Search code examples
pythonpandasdataframezipwatson-studio

How to read a compressed csv-file with pandas read_csv in Watson Studio?


To read a zip-compressed csv-file with pandas in my local Jupyter notebook I execute:

import pandas as pd
pd.read_csv('csv_file.zip')

However, in Watson Studio, read_csv() throws an exception when I replace a filename with a cloud object storage streaming object.

This is the first cell of my notebook in Watson Studio:

import types
from ibm_botocore.client import Config
import ibm_boto3

def __iter__(self): return 0

client = ibm_boto3.client(service_name='s3', ibm_api_key_id='...',
    ibm_auth_endpoint="...", config=Config(signature_version='oauth'),
    endpoint_url='...')

body = client.get_object(Bucket='...', Key='csv_file.zip')['Body']
if not hasattr(body, "__iter__"):
    body.__iter__ = types.MethodType( __iter__, body )

Now, when I try:

import pandas as pd
df = pd.read_csv(body)

I get:

'utf-8' codec can't decode byte 0xbb in position 0: invalid start byte

If I specify compression='zip':

import pandas as pd
df = pd.read_csv(body, compression='zip')

the message is:

'StreamingBody' object has no attribute 'seek'

Is there a direct way to read_csv() a zipped file in Watson Studio without explicitly writing an unpacking code?

(The pd.__version__ is 0.21.0 in both environments.)


Solution

  • The following procedure works if your file is already added as a data asset of your Watson Studio project.

    1. Create a project token for your project.

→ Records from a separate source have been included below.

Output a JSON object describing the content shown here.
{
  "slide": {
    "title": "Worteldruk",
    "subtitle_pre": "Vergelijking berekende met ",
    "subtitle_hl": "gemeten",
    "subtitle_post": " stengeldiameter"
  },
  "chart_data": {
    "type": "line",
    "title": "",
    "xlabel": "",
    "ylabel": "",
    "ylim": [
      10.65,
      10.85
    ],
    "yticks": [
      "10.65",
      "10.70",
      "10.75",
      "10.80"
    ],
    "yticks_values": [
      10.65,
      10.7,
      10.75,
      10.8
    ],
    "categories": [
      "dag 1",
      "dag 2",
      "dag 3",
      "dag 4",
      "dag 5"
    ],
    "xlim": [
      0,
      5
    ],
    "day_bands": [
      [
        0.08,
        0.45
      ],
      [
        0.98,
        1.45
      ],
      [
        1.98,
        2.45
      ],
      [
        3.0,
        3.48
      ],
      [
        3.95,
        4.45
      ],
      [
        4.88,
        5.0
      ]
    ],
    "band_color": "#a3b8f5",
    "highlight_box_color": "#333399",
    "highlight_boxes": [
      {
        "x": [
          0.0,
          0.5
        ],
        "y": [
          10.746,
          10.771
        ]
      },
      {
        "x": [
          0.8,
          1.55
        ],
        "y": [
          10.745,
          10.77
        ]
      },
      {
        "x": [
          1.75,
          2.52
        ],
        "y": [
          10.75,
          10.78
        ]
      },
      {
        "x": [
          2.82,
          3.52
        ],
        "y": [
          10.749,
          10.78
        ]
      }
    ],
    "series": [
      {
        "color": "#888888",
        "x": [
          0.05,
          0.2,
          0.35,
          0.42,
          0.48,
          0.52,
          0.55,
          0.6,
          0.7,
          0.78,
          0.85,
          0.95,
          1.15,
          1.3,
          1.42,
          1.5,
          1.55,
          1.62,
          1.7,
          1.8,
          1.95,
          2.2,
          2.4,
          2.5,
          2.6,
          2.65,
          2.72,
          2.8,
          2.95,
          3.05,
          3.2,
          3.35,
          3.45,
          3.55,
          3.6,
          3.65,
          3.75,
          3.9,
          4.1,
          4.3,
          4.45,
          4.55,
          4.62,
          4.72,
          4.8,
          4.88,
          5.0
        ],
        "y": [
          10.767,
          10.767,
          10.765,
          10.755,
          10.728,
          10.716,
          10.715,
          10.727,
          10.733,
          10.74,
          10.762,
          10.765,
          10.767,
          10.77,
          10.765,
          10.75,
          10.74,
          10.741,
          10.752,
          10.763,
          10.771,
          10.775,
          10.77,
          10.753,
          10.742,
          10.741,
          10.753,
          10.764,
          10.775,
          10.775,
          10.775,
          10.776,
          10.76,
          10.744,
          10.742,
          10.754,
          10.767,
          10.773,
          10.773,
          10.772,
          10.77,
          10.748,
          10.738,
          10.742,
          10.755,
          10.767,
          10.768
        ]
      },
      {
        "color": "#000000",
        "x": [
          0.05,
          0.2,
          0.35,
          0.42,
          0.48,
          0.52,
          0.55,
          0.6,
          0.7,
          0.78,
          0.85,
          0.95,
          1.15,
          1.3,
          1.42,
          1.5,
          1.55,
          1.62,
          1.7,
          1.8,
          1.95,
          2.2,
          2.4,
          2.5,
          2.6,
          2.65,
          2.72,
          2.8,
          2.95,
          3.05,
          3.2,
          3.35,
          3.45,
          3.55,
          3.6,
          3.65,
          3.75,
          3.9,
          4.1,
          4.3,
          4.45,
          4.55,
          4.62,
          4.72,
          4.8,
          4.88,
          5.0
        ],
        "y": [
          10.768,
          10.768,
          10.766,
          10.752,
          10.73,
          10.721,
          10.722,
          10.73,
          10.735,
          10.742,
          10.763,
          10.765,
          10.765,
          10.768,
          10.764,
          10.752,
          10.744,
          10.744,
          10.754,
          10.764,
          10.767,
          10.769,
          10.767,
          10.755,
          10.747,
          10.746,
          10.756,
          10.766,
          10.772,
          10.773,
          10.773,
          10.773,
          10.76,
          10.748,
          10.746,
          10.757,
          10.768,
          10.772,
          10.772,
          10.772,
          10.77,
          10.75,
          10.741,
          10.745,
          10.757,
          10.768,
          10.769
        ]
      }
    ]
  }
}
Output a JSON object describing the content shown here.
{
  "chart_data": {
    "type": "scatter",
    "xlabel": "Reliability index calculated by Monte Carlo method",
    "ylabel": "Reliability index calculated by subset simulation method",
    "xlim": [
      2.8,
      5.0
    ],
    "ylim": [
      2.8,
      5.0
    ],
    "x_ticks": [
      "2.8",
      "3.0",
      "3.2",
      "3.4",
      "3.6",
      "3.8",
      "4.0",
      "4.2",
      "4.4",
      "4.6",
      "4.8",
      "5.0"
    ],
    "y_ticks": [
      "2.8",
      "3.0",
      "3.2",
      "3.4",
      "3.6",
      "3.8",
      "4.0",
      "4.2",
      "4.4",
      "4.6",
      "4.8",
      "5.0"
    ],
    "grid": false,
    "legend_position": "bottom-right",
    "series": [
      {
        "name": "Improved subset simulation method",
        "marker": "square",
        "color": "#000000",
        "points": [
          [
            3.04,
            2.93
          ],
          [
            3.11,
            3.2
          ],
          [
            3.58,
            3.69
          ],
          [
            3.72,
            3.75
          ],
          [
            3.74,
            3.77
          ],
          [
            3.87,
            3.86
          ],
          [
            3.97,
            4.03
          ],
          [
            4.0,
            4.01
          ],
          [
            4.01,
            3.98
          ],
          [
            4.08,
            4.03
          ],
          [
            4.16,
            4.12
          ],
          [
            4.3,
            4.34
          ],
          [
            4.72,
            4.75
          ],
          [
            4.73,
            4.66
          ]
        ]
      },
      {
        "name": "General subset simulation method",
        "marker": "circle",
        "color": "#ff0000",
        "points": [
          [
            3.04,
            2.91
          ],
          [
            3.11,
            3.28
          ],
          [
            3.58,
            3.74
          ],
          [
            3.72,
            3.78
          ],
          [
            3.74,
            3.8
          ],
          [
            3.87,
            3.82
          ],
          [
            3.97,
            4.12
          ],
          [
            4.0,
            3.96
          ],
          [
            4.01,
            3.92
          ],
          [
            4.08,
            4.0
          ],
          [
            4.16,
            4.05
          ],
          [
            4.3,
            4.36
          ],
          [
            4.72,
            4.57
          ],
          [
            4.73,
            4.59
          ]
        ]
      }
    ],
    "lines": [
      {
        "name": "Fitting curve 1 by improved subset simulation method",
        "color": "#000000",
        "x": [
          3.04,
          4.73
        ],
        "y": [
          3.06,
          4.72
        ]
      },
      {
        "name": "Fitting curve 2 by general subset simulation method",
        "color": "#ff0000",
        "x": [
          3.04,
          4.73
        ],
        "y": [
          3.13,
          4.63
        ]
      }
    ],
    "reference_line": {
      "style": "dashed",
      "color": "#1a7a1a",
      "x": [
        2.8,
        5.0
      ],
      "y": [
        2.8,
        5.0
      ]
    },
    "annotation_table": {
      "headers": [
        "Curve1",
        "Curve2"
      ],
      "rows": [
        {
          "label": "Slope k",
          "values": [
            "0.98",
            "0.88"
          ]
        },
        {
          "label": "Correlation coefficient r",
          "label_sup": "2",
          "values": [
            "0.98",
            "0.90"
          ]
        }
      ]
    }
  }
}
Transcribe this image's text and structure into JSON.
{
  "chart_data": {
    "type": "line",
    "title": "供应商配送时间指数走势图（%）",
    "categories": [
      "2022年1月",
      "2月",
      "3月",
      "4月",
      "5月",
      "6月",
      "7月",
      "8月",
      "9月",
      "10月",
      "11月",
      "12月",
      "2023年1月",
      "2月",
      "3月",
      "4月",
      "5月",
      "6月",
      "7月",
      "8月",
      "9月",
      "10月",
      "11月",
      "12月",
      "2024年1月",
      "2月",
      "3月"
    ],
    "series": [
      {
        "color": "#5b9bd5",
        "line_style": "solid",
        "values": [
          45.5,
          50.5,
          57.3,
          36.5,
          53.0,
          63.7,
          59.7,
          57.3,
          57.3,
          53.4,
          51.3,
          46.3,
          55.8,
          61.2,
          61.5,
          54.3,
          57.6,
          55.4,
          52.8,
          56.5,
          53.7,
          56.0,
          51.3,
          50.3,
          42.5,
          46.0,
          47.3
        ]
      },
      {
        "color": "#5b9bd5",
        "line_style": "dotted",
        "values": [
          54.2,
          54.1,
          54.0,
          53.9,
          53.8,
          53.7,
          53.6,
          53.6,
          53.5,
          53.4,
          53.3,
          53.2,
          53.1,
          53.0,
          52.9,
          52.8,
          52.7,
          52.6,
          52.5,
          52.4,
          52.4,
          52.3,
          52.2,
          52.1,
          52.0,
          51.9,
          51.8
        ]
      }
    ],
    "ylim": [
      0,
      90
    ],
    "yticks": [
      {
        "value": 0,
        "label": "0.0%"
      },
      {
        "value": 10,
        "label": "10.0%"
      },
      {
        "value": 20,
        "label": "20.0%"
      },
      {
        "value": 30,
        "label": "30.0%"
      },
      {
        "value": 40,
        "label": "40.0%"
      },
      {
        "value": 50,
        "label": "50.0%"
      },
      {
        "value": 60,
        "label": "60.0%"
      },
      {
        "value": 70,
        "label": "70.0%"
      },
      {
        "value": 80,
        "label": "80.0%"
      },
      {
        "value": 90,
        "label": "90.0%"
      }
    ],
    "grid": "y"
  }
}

In your project, go to Settings, navigate to the Access tokens section and click in the option New token (it is enough to select "Viewer" in the "Access role for project" dropdown menu there).

    2. Now, in your notebook in "edit" mode, there are three dots () on the top right corner of the screen and there you click insert your token. A new first cell will be added with your project credentials, now you run it.

    3. Now you can use a code like this:

    file = project.get_file("my_compressed_csv.zip")
    df = pd.read_csv(file, compression='zip')
    

    The read_csv() option does not work directly in this situation in Watson Studio, so you need to use the project-lib library.